41. It is apparent that there was a level of suspicion in relation to the events leading up to this death as recalled by Mr Foreman and Mr Foster. I therefore closely analysed their evidence during this inquest. Whilst I agree that because of their level of intoxication their evidence is to some extent unreliable, and whilst I note that there were lapses in their memory and also inconsistencies in their versions of events, I am unable to conclude that they deliberately misled either myself or the coronial investigators.
42. I am however, as a result of their unreliability, lapses and inconsistencies in evidence, unable to determine clearly the events leading up to this death. I do find however that it is more likely than not that this death was accidental, most likely following a fall from a cliff, and that the cause of death was drowning.
Decision
43. On the basis of the tendered material and oral evidence received at this Inquest I am able to make the following formal findings:
i. The identity of the deceased person was Paul James Du Toit born 15 July 1958 in Frankston in the State of Victoria, Australia.

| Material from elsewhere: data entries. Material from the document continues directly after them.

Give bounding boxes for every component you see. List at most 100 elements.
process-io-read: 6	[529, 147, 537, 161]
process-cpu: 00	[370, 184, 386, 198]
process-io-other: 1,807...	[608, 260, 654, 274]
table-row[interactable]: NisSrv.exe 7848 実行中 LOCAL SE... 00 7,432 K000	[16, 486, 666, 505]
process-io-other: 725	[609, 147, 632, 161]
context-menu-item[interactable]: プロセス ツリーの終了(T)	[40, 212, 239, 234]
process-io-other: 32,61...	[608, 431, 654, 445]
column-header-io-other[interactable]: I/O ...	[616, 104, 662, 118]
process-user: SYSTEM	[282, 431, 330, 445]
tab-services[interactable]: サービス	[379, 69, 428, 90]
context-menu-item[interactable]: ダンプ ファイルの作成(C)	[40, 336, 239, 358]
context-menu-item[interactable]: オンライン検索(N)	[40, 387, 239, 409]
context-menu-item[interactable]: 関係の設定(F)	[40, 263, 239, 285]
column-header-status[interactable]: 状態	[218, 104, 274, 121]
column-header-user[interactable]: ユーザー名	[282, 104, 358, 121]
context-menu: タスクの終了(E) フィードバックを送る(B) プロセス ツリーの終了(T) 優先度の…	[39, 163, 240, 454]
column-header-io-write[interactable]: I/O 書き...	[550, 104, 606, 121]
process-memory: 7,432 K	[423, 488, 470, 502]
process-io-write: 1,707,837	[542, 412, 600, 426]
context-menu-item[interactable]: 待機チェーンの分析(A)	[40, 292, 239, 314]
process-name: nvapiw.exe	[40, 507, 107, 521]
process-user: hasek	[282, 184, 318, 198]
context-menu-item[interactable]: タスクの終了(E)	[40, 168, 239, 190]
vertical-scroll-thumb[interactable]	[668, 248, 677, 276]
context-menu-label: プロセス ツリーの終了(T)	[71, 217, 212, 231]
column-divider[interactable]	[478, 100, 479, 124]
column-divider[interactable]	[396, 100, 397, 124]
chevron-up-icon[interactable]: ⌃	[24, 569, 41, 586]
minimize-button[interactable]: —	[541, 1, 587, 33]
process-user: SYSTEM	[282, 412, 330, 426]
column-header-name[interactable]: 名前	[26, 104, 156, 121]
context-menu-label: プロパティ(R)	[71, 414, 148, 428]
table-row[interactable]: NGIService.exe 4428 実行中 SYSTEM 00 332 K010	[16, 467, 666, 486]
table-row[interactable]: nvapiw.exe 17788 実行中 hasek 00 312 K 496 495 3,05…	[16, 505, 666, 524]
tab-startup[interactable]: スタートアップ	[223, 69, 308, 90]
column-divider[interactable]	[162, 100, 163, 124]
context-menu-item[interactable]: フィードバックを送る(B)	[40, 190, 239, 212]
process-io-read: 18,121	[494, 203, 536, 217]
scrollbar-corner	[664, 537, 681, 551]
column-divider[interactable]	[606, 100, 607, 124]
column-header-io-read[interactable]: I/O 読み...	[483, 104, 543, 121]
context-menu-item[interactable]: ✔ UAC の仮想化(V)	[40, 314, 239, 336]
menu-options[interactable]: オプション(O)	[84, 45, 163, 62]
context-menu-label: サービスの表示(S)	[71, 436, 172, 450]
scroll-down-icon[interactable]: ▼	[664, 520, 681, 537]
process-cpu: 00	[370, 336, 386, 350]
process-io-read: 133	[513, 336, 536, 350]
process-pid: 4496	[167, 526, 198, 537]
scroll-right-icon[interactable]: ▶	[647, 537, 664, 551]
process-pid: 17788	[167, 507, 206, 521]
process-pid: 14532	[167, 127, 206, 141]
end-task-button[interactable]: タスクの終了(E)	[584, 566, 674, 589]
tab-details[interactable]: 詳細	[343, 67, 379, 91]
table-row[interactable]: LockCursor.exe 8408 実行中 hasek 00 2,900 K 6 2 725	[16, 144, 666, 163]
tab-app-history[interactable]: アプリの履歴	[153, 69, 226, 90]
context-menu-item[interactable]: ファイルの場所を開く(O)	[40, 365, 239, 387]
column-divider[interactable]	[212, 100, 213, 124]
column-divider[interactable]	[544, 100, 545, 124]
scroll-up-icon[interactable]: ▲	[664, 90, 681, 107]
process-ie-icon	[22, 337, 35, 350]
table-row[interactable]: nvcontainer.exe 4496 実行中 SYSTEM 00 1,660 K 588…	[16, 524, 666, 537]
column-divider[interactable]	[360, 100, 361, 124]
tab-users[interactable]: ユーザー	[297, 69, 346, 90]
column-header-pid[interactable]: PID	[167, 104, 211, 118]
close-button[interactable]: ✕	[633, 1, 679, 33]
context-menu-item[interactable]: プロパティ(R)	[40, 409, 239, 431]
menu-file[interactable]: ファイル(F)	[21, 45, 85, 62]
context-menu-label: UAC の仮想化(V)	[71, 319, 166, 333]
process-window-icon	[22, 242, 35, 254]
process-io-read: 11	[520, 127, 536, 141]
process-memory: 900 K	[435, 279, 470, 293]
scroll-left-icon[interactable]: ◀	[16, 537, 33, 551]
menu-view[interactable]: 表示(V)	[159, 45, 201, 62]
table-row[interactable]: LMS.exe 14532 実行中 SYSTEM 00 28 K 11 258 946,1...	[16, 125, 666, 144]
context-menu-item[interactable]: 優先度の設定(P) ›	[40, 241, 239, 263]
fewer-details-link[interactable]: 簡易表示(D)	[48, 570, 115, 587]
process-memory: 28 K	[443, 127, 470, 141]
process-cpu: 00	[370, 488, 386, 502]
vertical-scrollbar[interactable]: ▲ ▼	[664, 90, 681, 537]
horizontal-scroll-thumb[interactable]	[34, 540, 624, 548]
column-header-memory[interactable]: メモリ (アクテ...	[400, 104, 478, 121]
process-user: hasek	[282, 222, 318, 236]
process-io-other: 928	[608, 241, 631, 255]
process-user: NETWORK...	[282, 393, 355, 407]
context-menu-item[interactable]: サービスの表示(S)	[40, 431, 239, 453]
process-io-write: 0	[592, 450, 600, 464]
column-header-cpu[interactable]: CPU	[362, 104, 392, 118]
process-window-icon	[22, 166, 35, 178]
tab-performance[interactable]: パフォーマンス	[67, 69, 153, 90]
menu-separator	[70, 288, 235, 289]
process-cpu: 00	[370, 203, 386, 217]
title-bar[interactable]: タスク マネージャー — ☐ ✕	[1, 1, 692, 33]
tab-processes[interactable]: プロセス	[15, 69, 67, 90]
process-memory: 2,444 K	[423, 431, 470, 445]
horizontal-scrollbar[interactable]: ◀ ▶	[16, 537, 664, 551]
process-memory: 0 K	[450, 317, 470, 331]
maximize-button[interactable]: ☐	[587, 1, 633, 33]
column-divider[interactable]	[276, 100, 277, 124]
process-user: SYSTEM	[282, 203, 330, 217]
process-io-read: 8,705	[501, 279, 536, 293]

ii. The time and place of death was sometime between 11.24 pm on 20 March 2012 when the tide began to turn and 5.09am on 21 March 2012 when the tide reached its highest point. The place of death was Stingray Head, Dundee Beach.
iii. The cause of death was drowning.
iv. Particulars required to register the death:
a. The deceased was a male.
b. The deceased’s name was Paul James Du Toit.
c. The deceased was of Caucasian descent.
d. The death was reported to the Coroner.
e. A post mortem examination was carried out by Dr Eric Donaldson who investigated and discussed the possible causes of death on 23 March 2012.
f. The deceased’s mother was Betty Myrtle Du Toit nee Donahue (deceased) and his father was Carl William Ernest Du Toit.
g. At the time of his death, the deceased resided at Lot 3127 Zuleika Road, Dundee Beach in the Northern Territory of Australia.
44. On all of the evidence received, I have no comments or recommendations to make in relation to this death.
Dated this Wednesday the 4th of December 2013.